I managed to find a solar panel which is only barely over what I estimated could fit on a bike, and by far the most efficient I could find in this size, rated for 15W. This means that once we account for the wasted sunlight falling on the aluminum frame and the lines on the panel between the solar cells, this solar panel is at 10.6% efficiency, and our range is down to 3.7 miles.
|It's not looking good for the solar panel...|
Because this person has an electric bicycle, they might want to go a little bit faster, but the problem is that air drag increases with the cube of velocity, so going 30 miles per hour they will have slightly less than half the efficiency as 20 mi/h, so at 30 miles per hour they'd be able to go almost one mile per day in Boston before they need to start pedaling.
And I haven't even gotten to the cloudy days...
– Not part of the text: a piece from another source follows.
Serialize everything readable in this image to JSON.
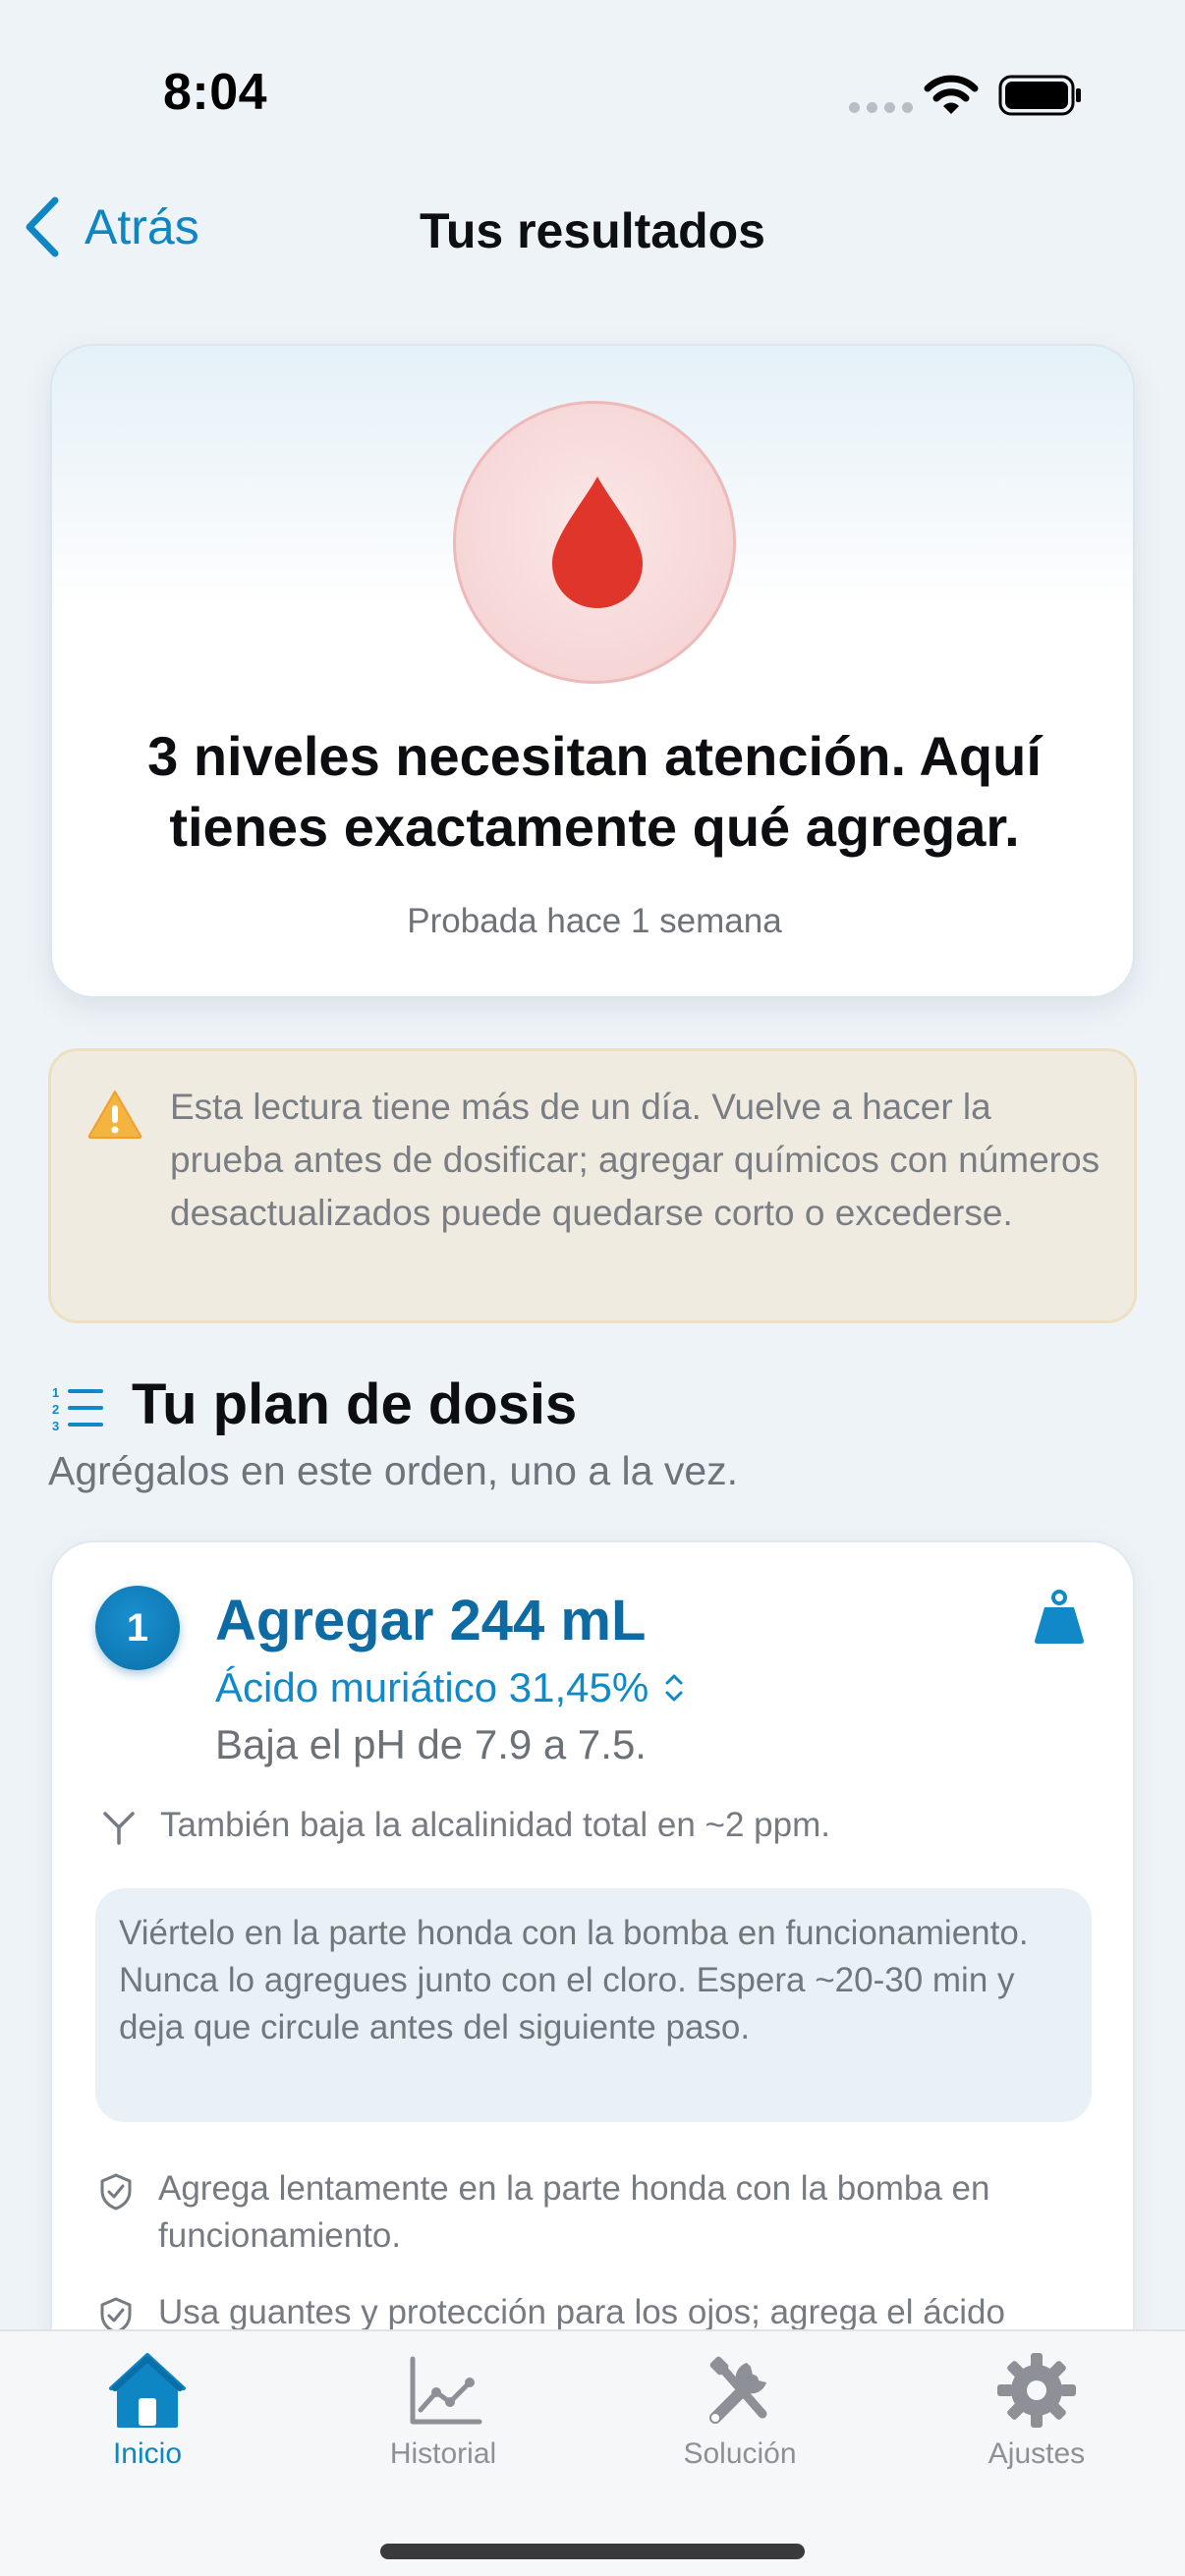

As promising as a solar panel looked at the beginning, it soon became apparent why we don't see solar panels on bicycles. They might be useful for people who are off the grid, except for the fact that there is not enough space on bicycles and solar is not reliable enough to count on for getting to work every day. If one has access to the grid, the solar panels on one's bicycle only serve to reduce the already miniscule cost of charging and extend the range of the bicycle, except for the fact that the wind resistance probably costs as much energy as the panel produces. If the aim is to make money by lowering the electrical bill, it makes much more sense to install panels at the house, where they can be the larger, more efficient type as well as perhaps being angled towards the sun, or if one is truly off the grid, an array of solar panels and a battery bank would provide electricity for both the household and transportation.
The one situation where solar panels on electric vehicles do make sense is on vehicles with large, flat roofs which can have panels embedded in them. Not in electric cars, because they use on the order of 20 times more energy than electric bicycles, but on the ultralight, aerodynamic, two person vehicles such as golf carts and the vehicle I saw a solar panel on last week.